Der Pathos-Postrock von der Insel ist zurück: Das achte Album von Sigur Rós hält keine großen Überraschungen parat. Die-hard-Fans werden es freilich lieben, Jan-Peter Wulf findet: Es kommt auf die Stimmung an.
Es ist 2013, wir schrauben im Büro mit Hochdruck an dieser Webseite und ich höre Sigur Rós auf meinen Kopfhörern. Als Jón Þór Birgissons Stimme mal wieder ihren markanten Höhepunkt erreicht, höre ich den Kollegen rüberrufen: „Den Wolf habe ich ja schon lange nicht mehr heulen gehört!“ Tja. Das ist nun ein Jahrzehnt her, krass, und besonders oft habe ich die Band aus Island seitdem nicht gehört. Ohnehin war ich immer mehr ein Fan von Amiina, die die deutlich bekanntere isländische Band viele Jahre auf Konzerten und in Stücken begleitet hat. Und hätte sich ein Plakatierer neben unserem Haus nicht mit ungefähr 24 Kleinplakaten zum neuen Album ausgetobt, ich weiß gar nicht, ob ichs mitbekommen hätte, dass nun Átta – das also achte Album – rausgekommen ist, im Juni sogar schon digital. Wäre schade gewesen, denn das altbekannte Gefühl stellt sich gleich mit dem fulminanten Auftakt Glóð ein: Pathos, Melodramatik, Stringporno, Flächenmäandern, dieses immer-auch-ein-bisschen-drüber. Leise Töne, die kann Sigur Rós ja auch, wie auf so manchen Vorgängern zu hören, oder mal ein bisschen Zornigeres, schließlich ist man ja eine Post-Rock-Band, wenngleich die Formation sich in der Besetzung über die Jahre ziemlich verändert hat, bleibt hier ziemlich draußen.
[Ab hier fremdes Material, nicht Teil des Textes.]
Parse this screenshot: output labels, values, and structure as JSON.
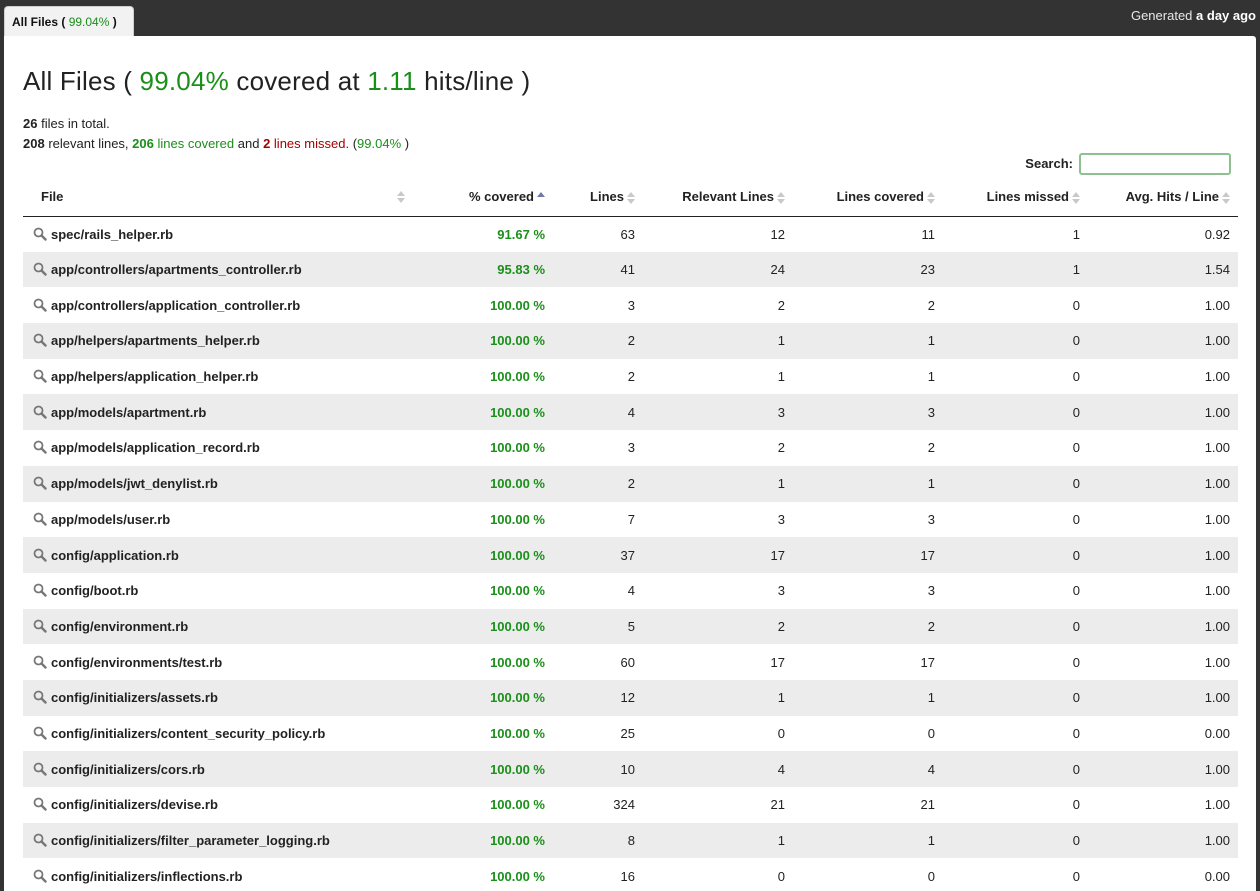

Und so ist Átta weitestgehend ein Crooner für einen imaginären Film, mit vielen eindrucksvollen Naturszenen, wenig Personal, es regnet oft, aber dann leuchtet es auch wieder. Ich bin nach dem dritten Hören immer noch hin- und hergerissen, einmal packt es mich, dann geht es mir auf den Zeiger – ob dieses Werk mir zusagt oder nicht, bleibt offen. Aber vielleicht ist das auch einfach so: Musik für manchmal, wenn es die ganz große innere Geste sein soll. Ein Stück sticht für mich heraus: Gold. Dichter dran an Morten Harket ist Jónsi stimmlich wohl nie gewesen. Cry Wolf!